China consume diariamente unos 2.1 millones de toneladas de carbón (datos del 20 de enero) para la producción de electricidad y, desde el 10 de enero, sus reservas han descendido de 20 a 17.73 millones de toneladas. La crisis del carbón tiene su origen en el cierre repentino de varias minas hulleras en la provincia de Shanxi: varias decenas de obreros han fallecido en lo que va de año por culpa de deficiencias en la seguridad de los pozos. La interrupción del transporte a causa mal tiempo en la zona no ha hecho sino agravar aún más el problema. La red estatal considera que si las reservas a finales de mes caen por debajo de los 14 millones de toneladas, habrá problemas de suministro.
La cuestión energética es de vital importancia para China. Su gobierno ha estimado que será necesario duplicar la capacidad de generación eléctrica cada década para cubrir las expectativas de creciemiento.

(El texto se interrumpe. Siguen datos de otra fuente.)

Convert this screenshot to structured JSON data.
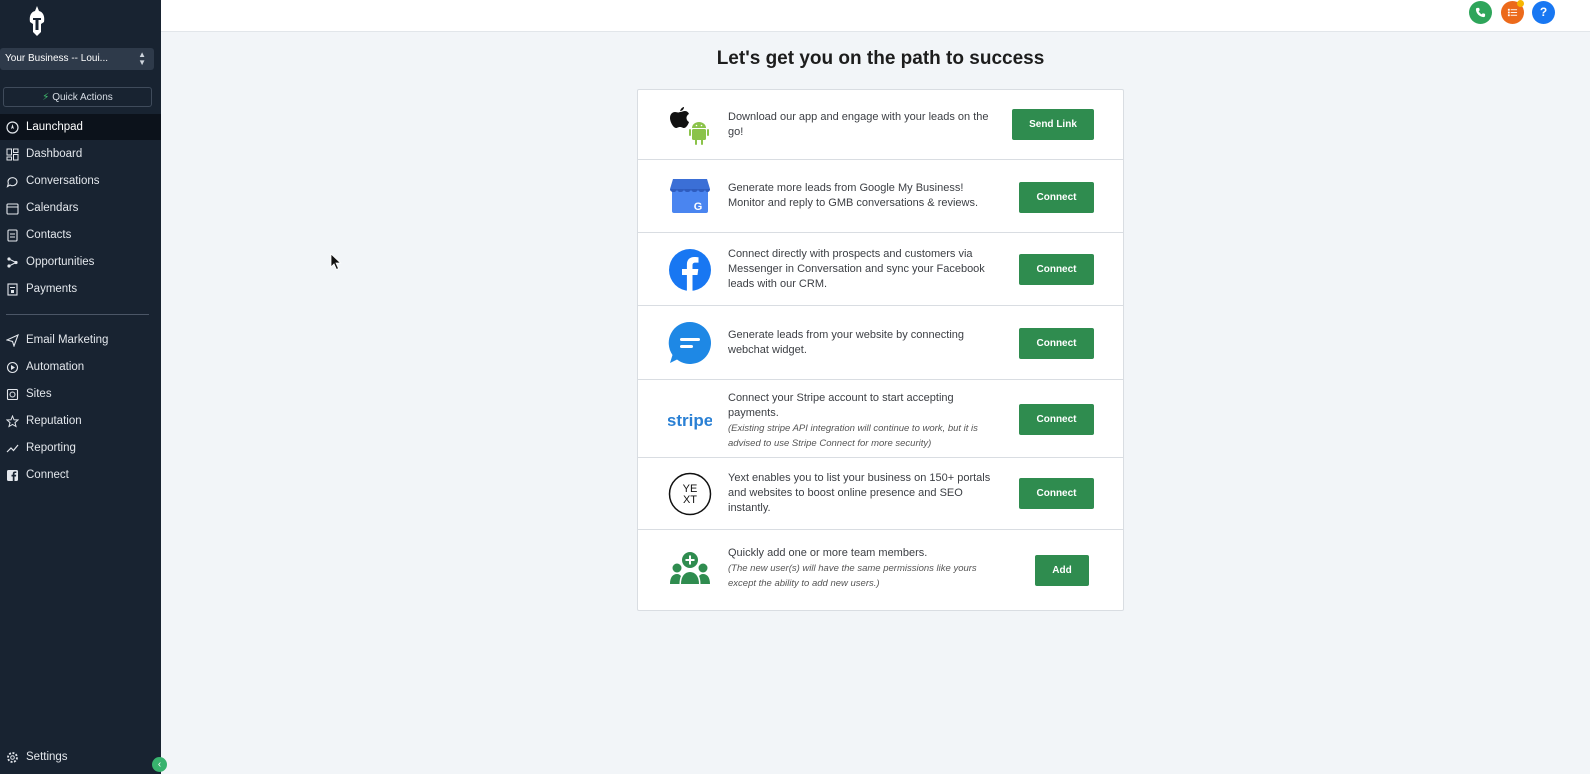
{
  "sidebar": {
    "business_selector": "Your Business -- Loui...",
    "quick_actions": "Quick Actions",
    "nav_main": [
      "Launchpad",
      "Dashboard",
      "Conversations",
      "Calendars",
      "Contacts",
      "Opportunities",
      "Payments"
    ],
    "nav_secondary": [
      "Email Marketing",
      "Automation",
      "Sites",
      "Reputation",
      "Reporting",
      "Connect"
    ],
    "settings": "Settings"
  },
  "header": {
    "help": "?"
  },
  "main": {
    "title": "Let's get you on the path to success",
    "rows": [
      {
        "text": "Download our app and engage with your leads on the go!",
        "note": "",
        "button": "Send Link"
      },
      {
        "text": "Generate more leads from Google My Business! Monitor and reply to GMB conversations & reviews.",
        "note": "",
        "button": "Connect"
      },
      {
        "text": "Connect directly with prospects and customers via Messenger in Conversation and sync your Facebook leads with our CRM.",
        "note": "",
        "button": "Connect"
      },
      {
        "text": "Generate leads from your website by connecting webchat widget.",
        "note": "",
        "button": "Connect"
      },
      {
        "text": "Connect your Stripe account to start accepting payments.",
        "note": "(Existing stripe API integration will continue to work, but it is advised to use Stripe Connect for more security)",
        "button": "Connect"
      },
      {
        "text": "Yext enables you to list your business on 150+ portals and websites to boost online presence and SEO instantly.",
        "note": "",
        "button": "Connect"
      },
      {
        "text": "Quickly add one or more team members.",
        "note": "(The new user(s) will have the same permissions like yours except the ability to add new users.)",
        "button": "Add"
      }
    ],
    "logos": {
      "stripe": "stripe",
      "yext": "YE XT"
    }
  },
  "colors": {
    "sidebar_bg": "#182331",
    "button_green": "#2f8c4f",
    "phone": "#2ea55a",
    "list": "#ec6a1b",
    "help": "#1877f2"
  }
}
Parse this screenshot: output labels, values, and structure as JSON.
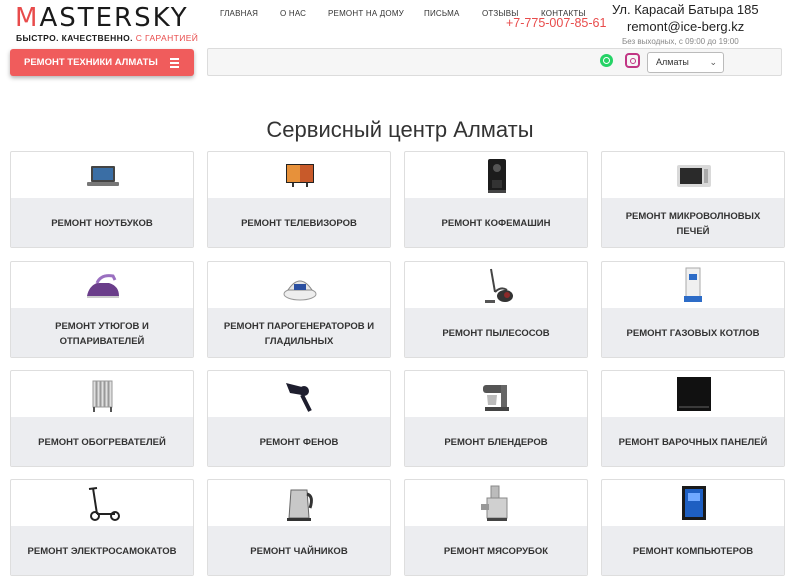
{
  "header": {
    "logo_word": "ASTERSKY",
    "logo_letter": "M",
    "slogan_main": "БЫСТРО. КАЧЕСТВЕННО.",
    "slogan_accent": "С ГАРАНТИЕЙ",
    "phone": "+7-775-007-85-61",
    "address": "Ул. Карасай Батыра 185",
    "email": "remont@ice-berg.kz",
    "hours": "Без выходных, с 09:00 до 19:00"
  },
  "menu_button": {
    "label": "РЕМОНТ ТЕХНИКИ АЛМАТЫ"
  },
  "nav": {
    "items": [
      "ГЛАВНАЯ",
      "О НАС",
      "РЕМОНТ НА ДОМУ",
      "ПИСЬМА",
      "ОТЗЫВЫ",
      "КОНТАКТЫ"
    ],
    "city": "Алматы"
  },
  "icons": {
    "whatsapp": "whatsapp-icon",
    "instagram": "instagram-icon",
    "menu": "hamburger-icon"
  },
  "colors": {
    "accent": "#f05c5c",
    "card_label_bg": "#ecedf0"
  },
  "page_title": "Сервисный центр Алматы",
  "cards": [
    {
      "label": "РЕМОНТ НОУТБУКОВ",
      "icon": "laptop-icon"
    },
    {
      "label": "РЕМОНТ ТЕЛЕВИЗОРОВ",
      "icon": "tv-icon"
    },
    {
      "label": "РЕМОНТ КОФЕМАШИН",
      "icon": "coffee-machine-icon"
    },
    {
      "label": "РЕМОНТ МИКРОВОЛНОВЫХ ПЕЧЕЙ",
      "icon": "microwave-icon"
    },
    {
      "label": "РЕМОНТ УТЮГОВ И ОТПАРИВАТЕЛЕЙ",
      "icon": "iron-icon"
    },
    {
      "label": "РЕМОНТ ПАРОГЕНЕРАТОРОВ И ГЛАДИЛЬНЫХ",
      "icon": "steam-generator-icon"
    },
    {
      "label": "РЕМОНТ ПЫЛЕСОСОВ",
      "icon": "vacuum-icon"
    },
    {
      "label": "РЕМОНТ ГАЗОВЫХ КОТЛОВ",
      "icon": "gas-boiler-icon"
    },
    {
      "label": "РЕМОНТ ОБОГРЕВАТЕЛЕЙ",
      "icon": "heater-icon"
    },
    {
      "label": "РЕМОНТ ФЕНОВ",
      "icon": "hair-dryer-icon"
    },
    {
      "label": "РЕМОНТ БЛЕНДЕРОВ",
      "icon": "blender-icon"
    },
    {
      "label": "РЕМОНТ ВАРОЧНЫХ ПАНЕЛЕЙ",
      "icon": "cooktop-icon"
    },
    {
      "label": "РЕМОНТ ЭЛЕКТРОСАМОКАТОВ",
      "icon": "scooter-icon"
    },
    {
      "label": "РЕМОНТ ЧАЙНИКОВ",
      "icon": "kettle-icon"
    },
    {
      "label": "РЕМОНТ МЯСОРУБОК",
      "icon": "meat-grinder-icon"
    },
    {
      "label": "РЕМОНТ КОМПЬЮТЕРОВ",
      "icon": "computer-icon"
    }
  ]
}
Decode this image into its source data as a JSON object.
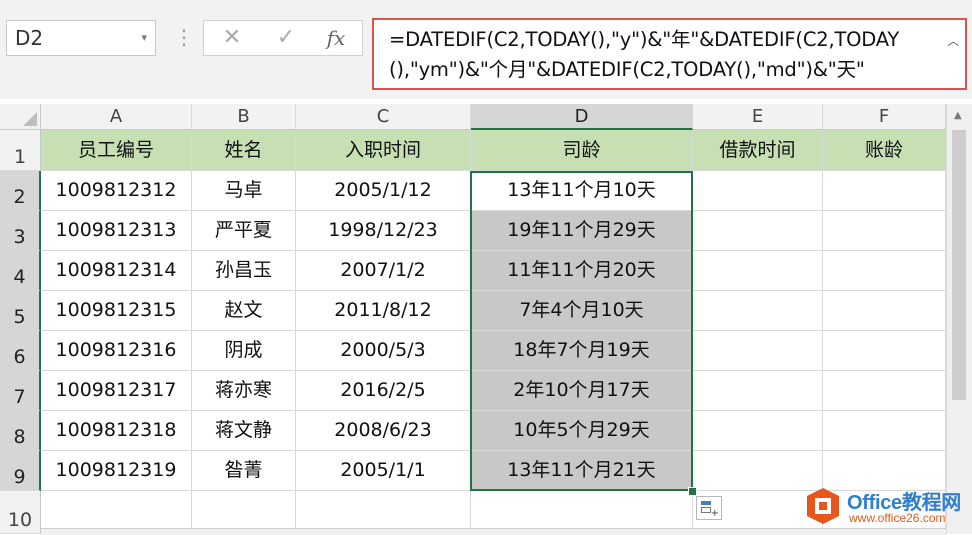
{
  "name_box": "D2",
  "formula_bar": {
    "fx_label": "fx",
    "formula": "=DATEDIF(C2,TODAY(),\"y\")&\"年\"&DATEDIF(C2,TODAY(),\"ym\")&\"个月\"&DATEDIF(C2,TODAY(),\"md\")&\"天\""
  },
  "columns": [
    "A",
    "B",
    "C",
    "D",
    "E",
    "F"
  ],
  "rows": [
    "1",
    "2",
    "3",
    "4",
    "5",
    "6",
    "7",
    "8",
    "9",
    "10"
  ],
  "table": {
    "headers": [
      "员工编号",
      "姓名",
      "入职时间",
      "司龄",
      "借款时间",
      "账龄"
    ],
    "data": [
      [
        "1009812312",
        "马卓",
        "2005/1/12",
        "13年11个月10天",
        "",
        ""
      ],
      [
        "1009812313",
        "严平夏",
        "1998/12/23",
        "19年11个月29天",
        "",
        ""
      ],
      [
        "1009812314",
        "孙昌玉",
        "2007/1/2",
        "11年11个月20天",
        "",
        ""
      ],
      [
        "1009812315",
        "赵文",
        "2011/8/12",
        "7年4个月10天",
        "",
        ""
      ],
      [
        "1009812316",
        "阴成",
        "2000/5/3",
        "18年7个月19天",
        "",
        ""
      ],
      [
        "1009812317",
        "蒋亦寒",
        "2016/2/5",
        "2年10个月17天",
        "",
        ""
      ],
      [
        "1009812318",
        "蒋文静",
        "2008/6/23",
        "10年5个月29天",
        "",
        ""
      ],
      [
        "1009812319",
        "昝菁",
        "2005/1/1",
        "13年11个月21天",
        "",
        ""
      ]
    ]
  },
  "selection": {
    "active_cell": "D2",
    "range": "D2:D9"
  },
  "colors": {
    "header_fill": "#c6e0b4",
    "selection": "#217346",
    "formula_outline": "#d9534f"
  },
  "watermark": {
    "title": "Office教程网",
    "url": "www.office26.com"
  }
}
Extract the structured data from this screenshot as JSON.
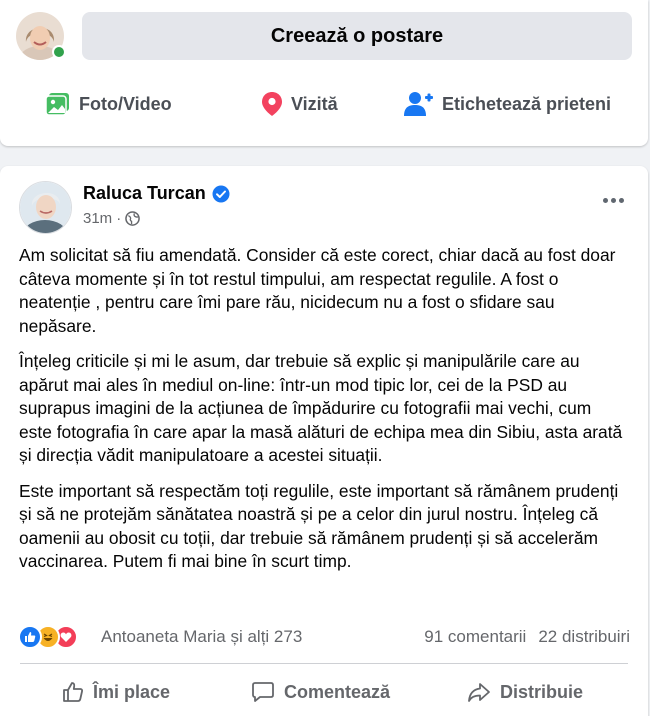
{
  "composer": {
    "create_post_label": "Creează o postare",
    "actions": [
      {
        "label": "Foto/Video",
        "icon": "photo-video-icon",
        "color": "#45bd62"
      },
      {
        "label": "Vizită",
        "icon": "location-pin-icon",
        "color": "#f3425f"
      },
      {
        "label": "Etichetează prieteni",
        "icon": "tag-friends-icon",
        "color": "#1877f2"
      }
    ]
  },
  "post": {
    "author": "Raluca Turcan",
    "verified": true,
    "time": "31m",
    "privacy_icon": "globe-icon",
    "paragraphs": [
      "Am solicitat să fiu amendată. Consider că este corect, chiar dacă au fost doar câteva momente și în tot restul timpului, am respectat regulile. A fost o neatenție , pentru care îmi pare rău, nicidecum nu a fost o sfidare sau nepăsare.",
      "Înțeleg criticile și mi le asum, dar trebuie să explic și manipulările care au apărut mai ales în mediul on-line: într-un mod tipic lor, cei de la PSD au suprapus imagini de la acțiunea de împădurire cu fotografii mai vechi,  cum este fotografia în care apar la masă alături de echipa mea din Sibiu, asta arată și direcția vădit manipulatoare a acestei situații.",
      "Este important să respectăm toți regulile, este important să rămânem prudenți și să ne protejăm sănătatea noastră și pe a celor din jurul nostru. Înțeleg că oamenii au obosit cu toții, dar trebuie să rămânem prudenți și să accelerăm vaccinarea. Putem fi mai bine în scurt timp."
    ],
    "reactions": {
      "icons": [
        "like-reaction-icon",
        "haha-reaction-icon",
        "love-reaction-icon"
      ],
      "names": "Antoaneta Maria și alți 273",
      "comments": "91 comentarii",
      "shares": "22 distribuiri"
    },
    "actions": [
      {
        "label": "Îmi place",
        "icon": "thumbs-up-icon"
      },
      {
        "label": "Comentează",
        "icon": "comment-icon"
      },
      {
        "label": "Distribuie",
        "icon": "share-icon"
      }
    ]
  },
  "colors": {
    "accent": "#1877f2",
    "online": "#31a24c",
    "secondary_text": "#65676b"
  }
}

En el año 2005,
China produjo 2371000 GW
eh (Gigavatios eléctricos*h) al año, una cifra cási 10 veces superior a los 283 GW
eh de España (nótese que la clave está en la producción per cápita, muy inferior en China y con unas importantes tendencias alcistas).
Por ello, y a pesar de que el carbón seguirá siendo el elemento clave en su sistema de producción, China ha completado ya la construcción y comenzado la operación de ocho reactores nucleares durante los últimos cinco años. Además, otras ocho centrales estarán acopladas a la red eléctrica en los próximos cinco años y existen planes para construir un parque de 80 reactores más.
La energía es ya uno de los bienes más cotizados, y su escasez y costes de generación se harán mucho más patentes en el futuro. Por ello, además de los esfuerzos en reducir su consumo, de ampliar el
mix energético a otras fuentes (renovables) y de realizar importantes inversiones en Investigación y Desarrollo, parece inevitable plantear qué modelo energético queremos para el futuro. Los ciudadanos debemos reflexionar profundamente sobre estas cuestiones y ser conscientes de lo que implica mantener o aumentar nuestro nivel de vida. Estoy convencido de que muchos de nuestros deseos se mostrarán incompatibles entre sí y que pronto deberemos tomar importantes decisiones al respecto.